Scottish, Welsh and Irish football fans, having failed to get through qualifying, will love it when you get knocked out. That in itself is Euro 2004's killer advantage over England International Football - rather than being stuck with England, you can take any one of 51 European nations and play through a whole Euro campaign, from friendlies to qualifying, to finals, to glory. Yes, even Scotland.
Totally Bangin' Man
It places you firmly in the patent leathers of your national team coach. You have 40 eligible players to craft your squad from, each one subject to injuries, suspensions, and a new morale system. If a player is banging them in for his club his morale will shoot through the roof, but if you drop him or play him out of position he'll be sick as, um, some kind of tropical bird. A cockateel or something.
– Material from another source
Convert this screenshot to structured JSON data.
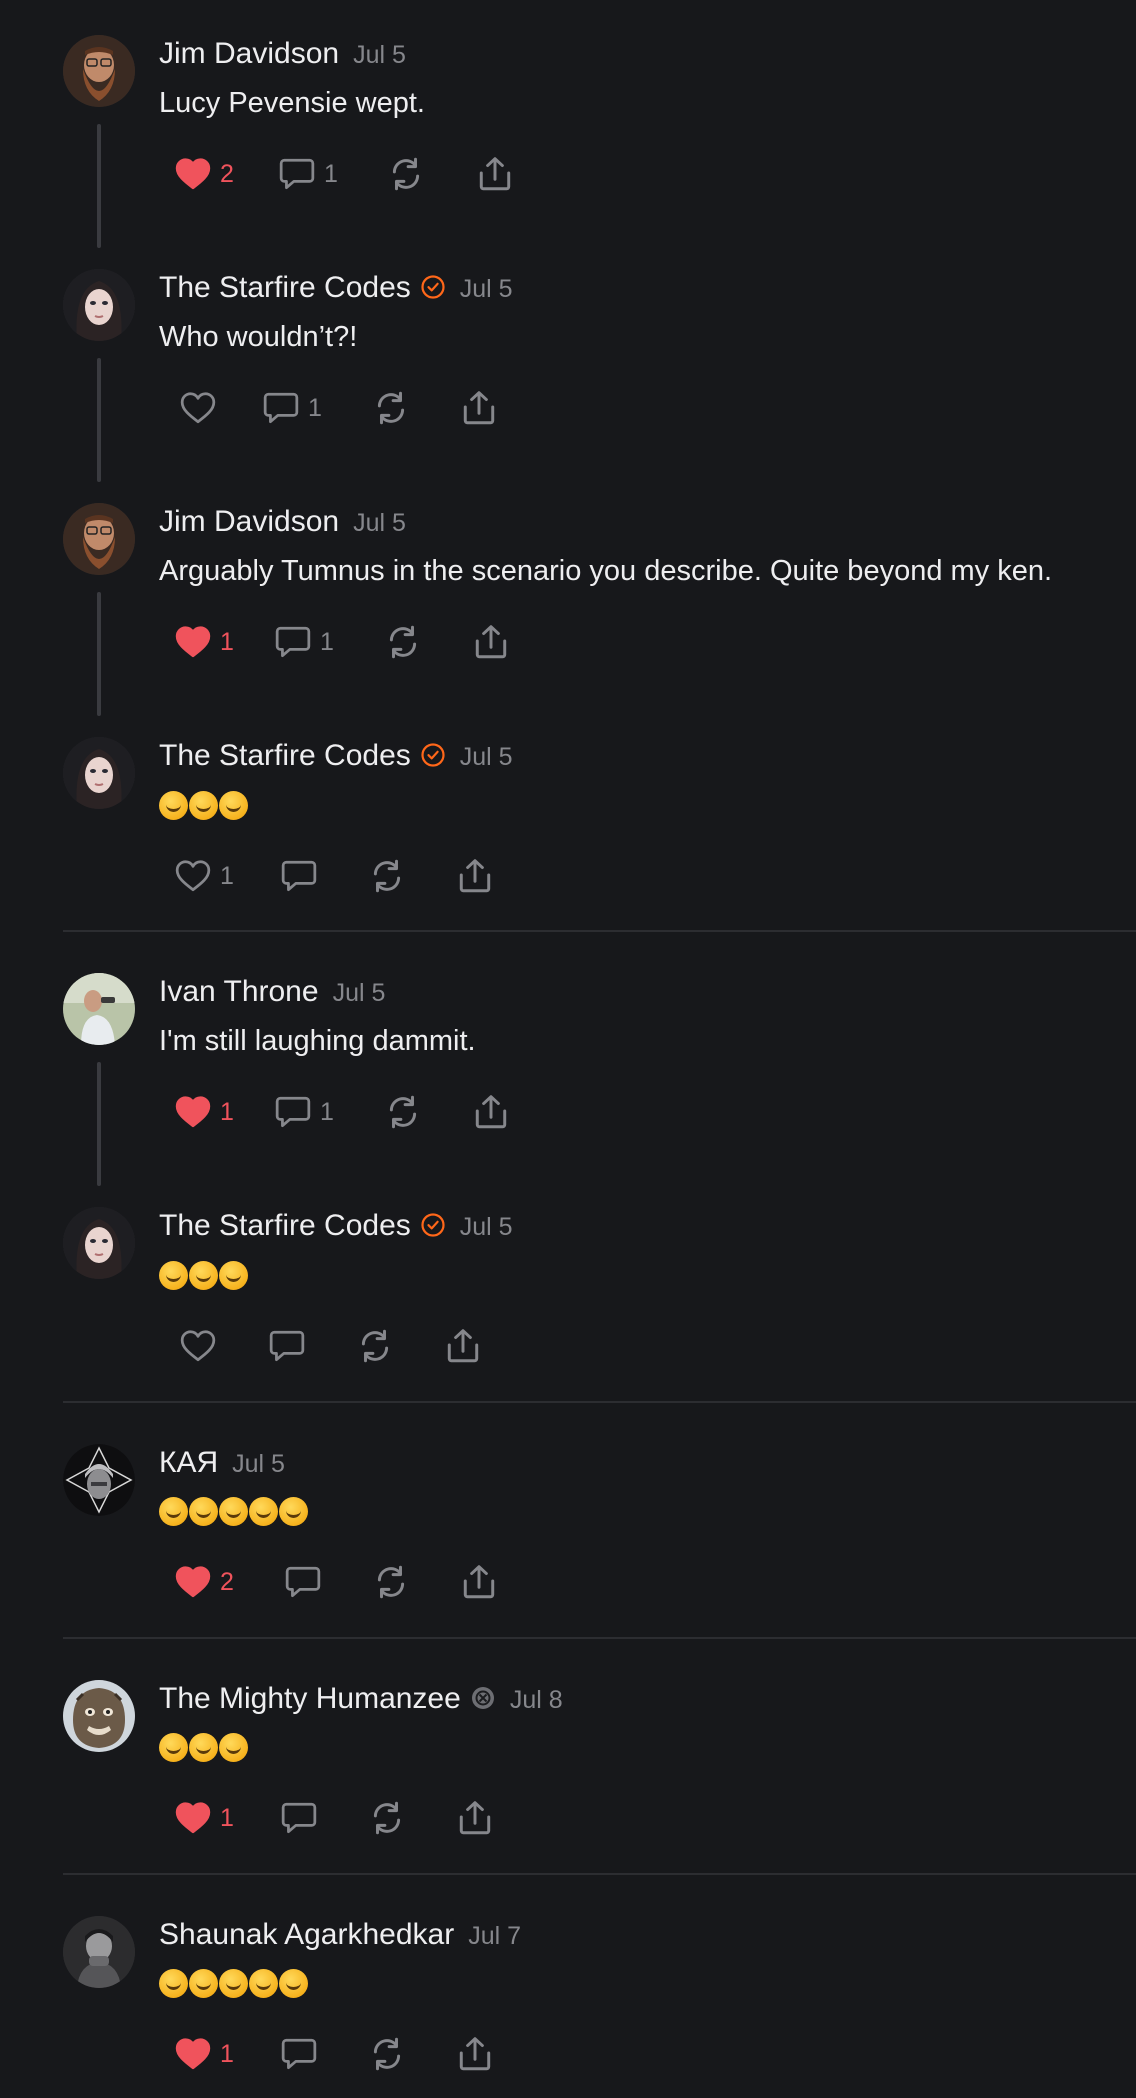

But Euro 2004's still primarily an on-the-pitch game. We're pleased to see that EA has actually reacted to the requests of FIFA players and not just blatted out the same game. Give-and-go passes, dummy and chip shots, diving headers, bicycle kicks, and a new Pro Evo style crossing model have all been added.
Pro E NO
Unfortunately, and we've been stifling this for about 300 words, it hasn't got Pro Evo's instinctive feel. Euro 2004 has some ten new skill moves pulled off with deft flicks of the right analog stick, but skinning a defender one-on-one is like trying to nail some squitty diarrhoea to a wall. The gameplay is frustratingly slow at times and we hate the complicated corner and free kick systems.
But you've got to hand it to EA. Euro 2004 is slick, well presented and impeccably licensed, and we'll eat our own faces (we draw the line at faeces) if it doesn't sell like really nice cakes heated up. But no matter how sweet it is to see Scotland stuff England in the final, it still doesn't capture the beautiful game like Pro Evo.
Like a slinky temptress in filthy undies who beckons us away from Pro Evo. Nice additions and seductive licensing make it more than the average FIFA rehash.